LOWELL, District Judge. There is no evidence that the assignee has done any act looking to an acceptance of the premises, excepting that a part of the bankrupt's goods not included in the mortgage remained, and still remain, in the building. This circumstance alone does not prove an acceptance, especially when the keys were sent back to the lessor, which, was an unequivocal act of renunciation. See Wheeler v. Bramah, 3 Camp. 340; Hoyt v. Stoddard, 2 Allen, 442. It cannot be contended, therefore, that the assignee is personally bound for the rent; and the question argued now has been, to what extent and for what sum is the mortgage a valid security in the hands of the lessor? He appears, to have acted upon the theory that the lessee remains liable on his covenants notwithstanding the bankruptcy. This was the law of England under the older statutes; but it may well be doubted whether by our bankrupt act, which authorizes all demands arising out of contract to be liquidated and proved, the lessor will not be bound by the certificate. I understand that this question is likely to be litigated in some other, eases, and as it is not essential to pass upon it here, I merely advert to it Under this lease and mortgage it would seem hat the lessor may hold the chattels to secure the payment of all rent and taxes which were due him when the assignee had elected not to take the term. That election ought to have been made in ten days after the assignment, but was not in fact made until January 1, some weeks later. I say ten days from the assignment, because that is the fair construction of the proviso, which, taken literally, might give only ten days from the petition. It must be assumed that the parties to the lease knew that a petition in bankruptcy may never be followed by an adjudication, or not within ten days, and that even after adjudication there is no one to act for the estate until the assignment, and as the purpose of the proviso is to give an election to continue the lease, and not to forfeit it by relation to a past time, the more liberal construction should be adopted. But even if the lessor might have treated the estate as ended on the 11th of November, he could waive his extreme rights for the benefit of the assignee.

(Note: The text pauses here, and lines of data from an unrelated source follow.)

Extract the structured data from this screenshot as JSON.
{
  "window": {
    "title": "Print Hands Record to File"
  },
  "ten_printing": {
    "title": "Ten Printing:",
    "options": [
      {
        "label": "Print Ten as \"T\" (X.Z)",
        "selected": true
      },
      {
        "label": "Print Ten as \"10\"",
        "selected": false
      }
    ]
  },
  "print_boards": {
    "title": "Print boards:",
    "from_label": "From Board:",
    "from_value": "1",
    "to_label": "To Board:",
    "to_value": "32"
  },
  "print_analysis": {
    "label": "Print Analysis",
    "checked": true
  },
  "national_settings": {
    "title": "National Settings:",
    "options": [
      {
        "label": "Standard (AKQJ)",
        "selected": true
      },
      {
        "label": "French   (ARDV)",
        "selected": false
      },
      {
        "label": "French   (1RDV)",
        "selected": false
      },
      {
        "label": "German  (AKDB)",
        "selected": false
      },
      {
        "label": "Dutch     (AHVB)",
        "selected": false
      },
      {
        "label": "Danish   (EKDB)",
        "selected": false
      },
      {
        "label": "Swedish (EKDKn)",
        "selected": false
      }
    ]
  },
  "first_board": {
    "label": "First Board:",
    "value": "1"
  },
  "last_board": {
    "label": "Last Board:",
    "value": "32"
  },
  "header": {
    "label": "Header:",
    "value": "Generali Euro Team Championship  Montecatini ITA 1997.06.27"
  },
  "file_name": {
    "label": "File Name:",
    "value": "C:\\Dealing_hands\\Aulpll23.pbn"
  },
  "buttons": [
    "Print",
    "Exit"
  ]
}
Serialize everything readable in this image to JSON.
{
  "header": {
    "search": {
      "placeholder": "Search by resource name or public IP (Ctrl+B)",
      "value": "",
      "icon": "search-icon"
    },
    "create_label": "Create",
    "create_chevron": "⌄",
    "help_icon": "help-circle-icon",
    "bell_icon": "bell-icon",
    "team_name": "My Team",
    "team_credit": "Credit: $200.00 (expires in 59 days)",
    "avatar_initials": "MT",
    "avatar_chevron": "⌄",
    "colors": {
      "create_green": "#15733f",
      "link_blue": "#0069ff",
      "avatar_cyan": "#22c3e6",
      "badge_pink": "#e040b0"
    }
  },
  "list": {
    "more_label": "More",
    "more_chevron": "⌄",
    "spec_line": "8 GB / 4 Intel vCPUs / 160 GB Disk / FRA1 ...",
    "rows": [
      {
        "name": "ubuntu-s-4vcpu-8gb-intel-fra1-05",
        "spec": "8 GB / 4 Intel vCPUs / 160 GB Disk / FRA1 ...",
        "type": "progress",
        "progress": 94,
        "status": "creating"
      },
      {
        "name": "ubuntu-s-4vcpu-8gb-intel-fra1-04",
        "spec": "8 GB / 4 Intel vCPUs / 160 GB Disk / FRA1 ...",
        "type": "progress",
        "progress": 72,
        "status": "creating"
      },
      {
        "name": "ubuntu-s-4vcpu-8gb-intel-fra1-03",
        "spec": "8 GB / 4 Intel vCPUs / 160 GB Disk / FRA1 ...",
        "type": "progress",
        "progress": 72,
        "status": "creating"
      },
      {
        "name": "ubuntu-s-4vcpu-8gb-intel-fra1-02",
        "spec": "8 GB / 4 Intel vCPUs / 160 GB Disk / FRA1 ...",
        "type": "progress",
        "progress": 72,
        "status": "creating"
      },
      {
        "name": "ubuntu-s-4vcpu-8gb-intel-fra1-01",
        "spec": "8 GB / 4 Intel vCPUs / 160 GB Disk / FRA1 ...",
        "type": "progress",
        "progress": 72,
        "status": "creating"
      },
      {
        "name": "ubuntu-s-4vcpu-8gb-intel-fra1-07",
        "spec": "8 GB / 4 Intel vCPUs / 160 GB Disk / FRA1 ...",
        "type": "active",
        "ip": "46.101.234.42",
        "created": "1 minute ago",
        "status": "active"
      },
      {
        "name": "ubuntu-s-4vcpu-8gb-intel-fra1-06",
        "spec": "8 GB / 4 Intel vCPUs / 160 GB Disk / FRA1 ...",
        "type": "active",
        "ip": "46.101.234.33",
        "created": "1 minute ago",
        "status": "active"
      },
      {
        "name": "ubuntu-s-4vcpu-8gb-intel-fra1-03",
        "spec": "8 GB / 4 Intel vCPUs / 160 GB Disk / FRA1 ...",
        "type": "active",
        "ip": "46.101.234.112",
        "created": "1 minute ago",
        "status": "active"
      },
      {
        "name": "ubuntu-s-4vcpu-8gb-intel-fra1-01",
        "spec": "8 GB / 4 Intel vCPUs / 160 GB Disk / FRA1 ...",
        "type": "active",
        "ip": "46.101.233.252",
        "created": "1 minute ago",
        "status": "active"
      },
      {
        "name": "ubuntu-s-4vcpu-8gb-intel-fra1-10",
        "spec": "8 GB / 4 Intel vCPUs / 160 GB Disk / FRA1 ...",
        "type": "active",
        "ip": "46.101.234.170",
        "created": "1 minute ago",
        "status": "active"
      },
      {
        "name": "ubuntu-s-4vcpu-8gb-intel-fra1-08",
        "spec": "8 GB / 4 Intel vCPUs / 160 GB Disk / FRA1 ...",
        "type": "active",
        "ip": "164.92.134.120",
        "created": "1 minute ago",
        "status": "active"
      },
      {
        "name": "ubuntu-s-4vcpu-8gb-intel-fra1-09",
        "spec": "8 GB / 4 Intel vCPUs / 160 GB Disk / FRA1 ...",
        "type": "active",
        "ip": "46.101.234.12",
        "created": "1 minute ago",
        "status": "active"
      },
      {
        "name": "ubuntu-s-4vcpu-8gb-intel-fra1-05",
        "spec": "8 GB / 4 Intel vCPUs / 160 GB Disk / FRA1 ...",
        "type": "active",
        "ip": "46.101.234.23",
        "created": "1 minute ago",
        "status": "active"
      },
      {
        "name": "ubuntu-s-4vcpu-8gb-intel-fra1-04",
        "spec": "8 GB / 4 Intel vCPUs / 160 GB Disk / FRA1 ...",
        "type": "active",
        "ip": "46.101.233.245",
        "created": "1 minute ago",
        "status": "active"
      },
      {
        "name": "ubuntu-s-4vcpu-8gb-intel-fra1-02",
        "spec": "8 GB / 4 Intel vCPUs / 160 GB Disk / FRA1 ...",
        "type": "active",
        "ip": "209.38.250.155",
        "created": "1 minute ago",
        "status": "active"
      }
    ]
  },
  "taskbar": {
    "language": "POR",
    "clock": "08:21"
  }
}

Neither party having acted or made known his election until the first of January, the lessor ought to have his rent up to that day, for he may have expected the assignee to take the lease, as he undoubtedly would have done if he had found a purchaser, or in any way could have made it profitable for the creditors. Assignee to redeem by paying the rent to January 1, 1870, and the taxes for 1869.

1 [Reported by Hon. John Lowell, LL. D., District Judge, and here reprinted by permission.]